08 September 2020

My UEA Story: Jamie Stevenson

Jamie Stevenson studied Ecology at UEA, graduating in 1992, having first arrived on campus to study for a computing degree. Since then he’s spent time in Java studying Gibbons, worked as a journalist and now works in health research. ‘Who says there’s such thing as a straight line?’ he says about his varied career.

"I remember people looking at me in a funny way when I told them what I was interested in: Spanish Civil War poetry, animal behaviour and designing people-friendly software"

For those of you who know exactly what you want from university – you’re lucky. I got into UEA in 1989 following a spectacular fail in my first attempt at A-Levels. Second time round I managed good enough grades to find myself on the first Applied Computing BSc at UEA.

I was pleased.

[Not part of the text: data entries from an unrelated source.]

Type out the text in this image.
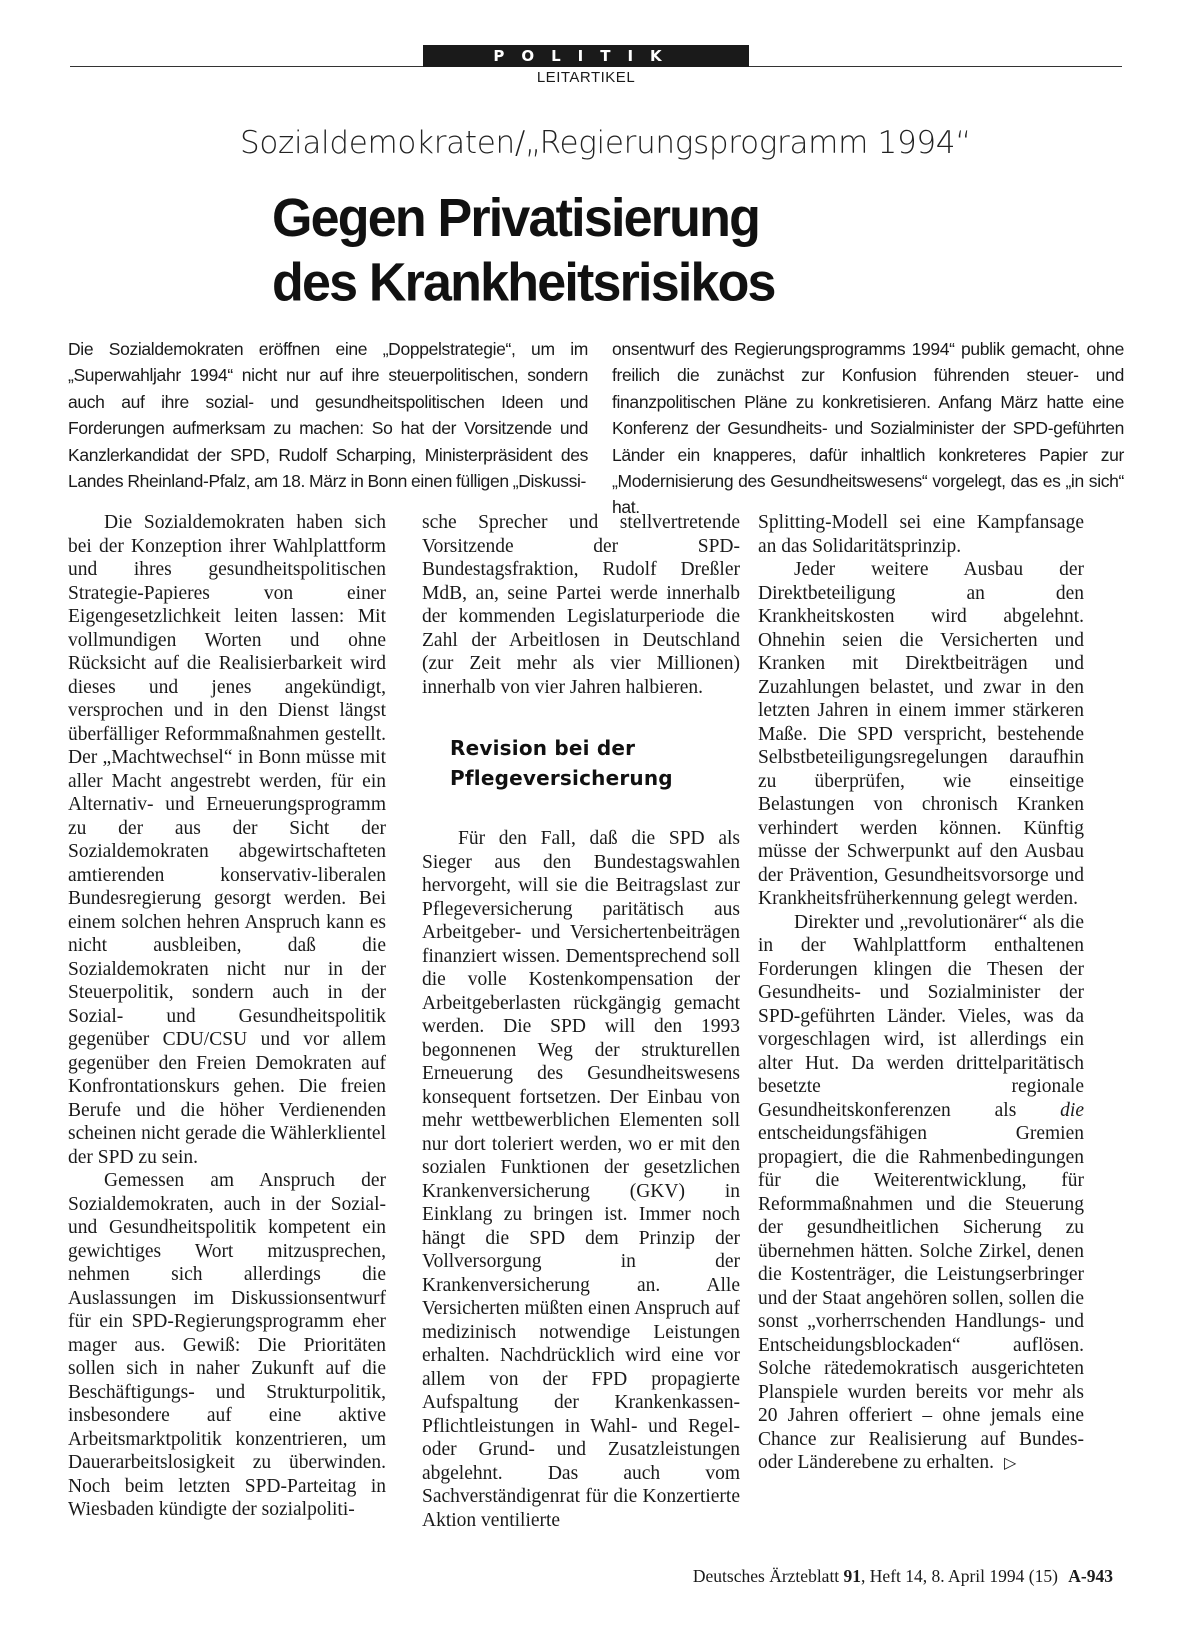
POLITIK
LEITARTIKEL
Sozialdemokraten/„Regierungsprogramm 1994“
Gegen Privatisierung
des Krankheitsrisikos
Die Sozialdemokraten eröffnen eine „Doppelstrategie“, um im „Superwahljahr 1994“ nicht nur auf ihre steuerpolitischen, sondern auch auf ihre sozial- und gesundheitspolitischen Ideen und Forderungen aufmerksam zu machen: So hat der Vorsitzende und Kanzlerkandidat der SPD, Rudolf Scharping, Ministerpräsident des Landes Rheinland-Pfalz, am 18. März in Bonn einen fülligen „Diskussi-
onsentwurf des Regierungsprogramms 1994“ publik gemacht, ohne freilich die zunächst zur Konfusion führenden steuer- und finanzpolitischen Pläne zu konkretisieren. Anfang März hatte eine Konferenz der Gesundheits- und Sozialminister der SPD-geführten Länder ein knapperes, dafür inhaltlich konkreteres Papier zur „Modernisierung des Gesundheitswesens“ vorgelegt, das es „in sich“ hat.

Die Sozialdemokraten haben sich bei der Konzeption ihrer Wahlplattform und ihres gesundheitspolitischen Strategie-Papieres von einer Eigengesetzlichkeit leiten lassen: Mit vollmundigen Worten und ohne Rücksicht auf die Realisierbarkeit wird dieses und jenes angekündigt, versprochen und in den Dienst längst überfälliger Reformmaßnahmen gestellt. Der „Machtwechsel“ in Bonn müsse mit aller Macht angestrebt werden, für ein Alternativ- und Erneuerungsprogramm zu der aus der Sicht der Sozialdemokraten abgewirtschafteten amtierenden konservativ-liberalen Bundesregierung gesorgt werden. Bei einem solchen hehren Anspruch kann es nicht ausbleiben, daß die Sozialdemokraten nicht nur in der Steuerpolitik, sondern auch in der Sozial- und Gesundheitspolitik gegenüber CDU/CSU und vor allem gegenüber den Freien Demokraten auf Konfrontationskurs gehen. Die freien Berufe und die höher Verdienenden scheinen nicht gerade die Wählerklientel der SPD zu sein.

Gemessen am Anspruch der Sozialdemokraten, auch in der Sozial- und Gesundheitspolitik kompetent ein gewichtiges Wort mitzusprechen, nehmen sich allerdings die Auslassungen im Diskussionsentwurf für ein SPD-Regierungsprogramm eher mager aus. Gewiß: Die Prioritäten sollen sich in naher Zukunft auf die Beschäftigungs- und Strukturpolitik, insbesondere auf eine aktive Arbeitsmarktpolitik konzentrieren, um Dauerarbeitslosigkeit zu überwinden. Noch beim letzten SPD-Parteitag in Wiesbaden kündigte der sozialpoliti-

sche Sprecher und stellvertretende Vorsitzende der SPD-Bundestagsfraktion, Rudolf Dreßler MdB, an, seine Partei werde innerhalb der kommenden Legislaturperiode die Zahl der Arbeitlosen in Deutschland (zur Zeit mehr als vier Millionen) innerhalb von vier Jahren halbieren.

Revision bei der
Pflegeversicherung

Für den Fall, daß die SPD als Sieger aus den Bundestagswahlen hervorgeht, will sie die Beitragslast zur Pflegeversicherung paritätisch aus Arbeitgeber- und Versichertenbeiträgen finanziert wissen. Dementsprechend soll die volle Kostenkompensation der Arbeitgeberlasten rückgängig gemacht werden. Die SPD will den 1993 begonnenen Weg der strukturellen Erneuerung des Gesundheitswesens konsequent fortsetzen. Der Einbau von mehr wettbewerblichen Elementen soll nur dort toleriert werden, wo er mit den sozialen Funktionen der gesetzlichen Krankenversicherung (GKV) in Einklang zu bringen ist. Immer noch hängt die SPD dem Prinzip der Vollversorgung in der Krankenversicherung an. Alle Versicherten müßten einen Anspruch auf medizinisch notwendige Leistungen erhalten. Nachdrücklich wird eine vor allem von der FPD propagierte Aufspaltung der Krankenkassen-Pflichtleistungen in Wahl- und Regel- oder Grund- und Zusatzleistungen abgelehnt. Das auch vom Sachverständigenrat für die Konzertierte Aktion ventilierte

Splitting-Modell sei eine Kampfansage an das Solidaritätsprinzip.

Jeder weitere Ausbau der Direktbeteiligung an den Krankheitskosten wird abgelehnt. Ohnehin seien die Versicherten und Kranken mit Direktbeiträgen und Zuzahlungen belastet, und zwar in den letzten Jahren in einem immer stärkeren Maße. Die SPD verspricht, bestehende Selbstbeteiligungsregelungen daraufhin zu überprüfen, wie einseitige Belastungen von chronisch Kranken verhindert werden können. Künftig müsse der Schwerpunkt auf den Ausbau der Prävention, Gesundheitsvorsorge und Krankheitsfrüherkennung gelegt werden.

Direkter und „revolutionärer“ als die in der Wahlplattform enthaltenen Forderungen klingen die Thesen der Gesundheits- und Sozialminister der SPD-geführten Länder. Vieles, was da vorgeschlagen wird, ist allerdings ein alter Hut. Da werden drittelparitätisch besetzte regionale Gesundheitskonferenzen als die entscheidungsfähigen Gremien propagiert, die die Rahmenbedingungen für die Weiterentwicklung, für Reformmaßnahmen und die Steuerung der gesundheitlichen Sicherung zu übernehmen hätten. Solche Zirkel, denen die Kostenträger, die Leistungserbringer und der Staat angehören sollen, sollen die sonst „vorherrschenden Handlungs- und Entscheidungsblockaden“ auflösen. Solche rätedemokratisch ausgerichteten Planspiele wurden bereits vor mehr als 20 Jahren offeriert – ohne jemals eine Chance zur Realisierung auf Bundes- oder Länderebene zu erhalten. ▷

Deutsches Ärzteblatt 91, Heft 14, 8. April 1994 (15) A-943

I’d always had an uneasy balance between loving English, Biology and Computers and I remember people looking at me in a funny way when I told them what I was interested in: Spanish Civil War poetry, animal behaviour and designing people-friendly software.

My first impression of university was slightly overwhelming. I’d been kind of good at my subjects at college, but now everyone was good, and many far ahead of me. My first impression of walking into Norfolk Terrace to my room was like walking into a concrete submarine with a faint smell of socks.

First year went well although I got frustrated with all the time I spent coding. Though I enjoyed the economics and teaching I felt I was missing out on being outside. I cycled everywhere – I couldn’t afford a car – and loved being in the city, and out in the countryside.

So then I took the tough decision to move to studying Ecology. I passed my prelim year and after a frankly terrifying conversation with the dean of BIO I was in! It was much more my thing. I spent time in the field in Ireland and Wales studying plants and migrant birds, knee deep in mud. Then there was the analysis of animal behaviour and understanding of complex ecosystems.

 

The whole time I was at UEA I worked – waiter, council work, cook, etc. I also got involved with the student radio Livewire. I’d never have thought I had the courage to squeak a word on air, but it was fun and BBC Radio Norfolk let me work evenings answering phones on a call-in show.

In the meantime I was planning an expedition to West Java to study Gibbon populations in the rainforests. I got my degree, and then it was off to Java for six months working on the expedition. I’d planned to return and continue research, but when I got back on a cold December day in 1992 I was disturbed to find out the economy had crashed and there were no jobs in research.

I continued working part-time jobs and at the BBC – by now they let me out with a tape recorder to do reports. And it was then that the kindly head of programmes suggested I might like to work there one day. It wasn’t my plan but, ‘Yeah, ok!’ I thought. He added I’d need to study to be a journalist. I bit the bullet, took out a loan and by the summer of 1993 I was working in commercial radio.

A few months later I got to work in London for ITN, and then followed years of working in radio and TV. By 2009 I’d become a dad and rushing around working silly hours and in different places wasn’t going to make childcare easy. So, I found a job in the local NHS and it's there I discovered NHS research. By 2014 there was a job at the University of Southampton working for the National Institute for Health Research. I was now a dad of two. I got the job, and that’s where I am now.

I was finally bringing all the things I loved doing into one thing. Understanding complex science and medical research, turning it into English and supporting research teams with their work, which often involved a bit of coding. It’s full circle in a way – and I’m grateful to UEA for the chance to be different.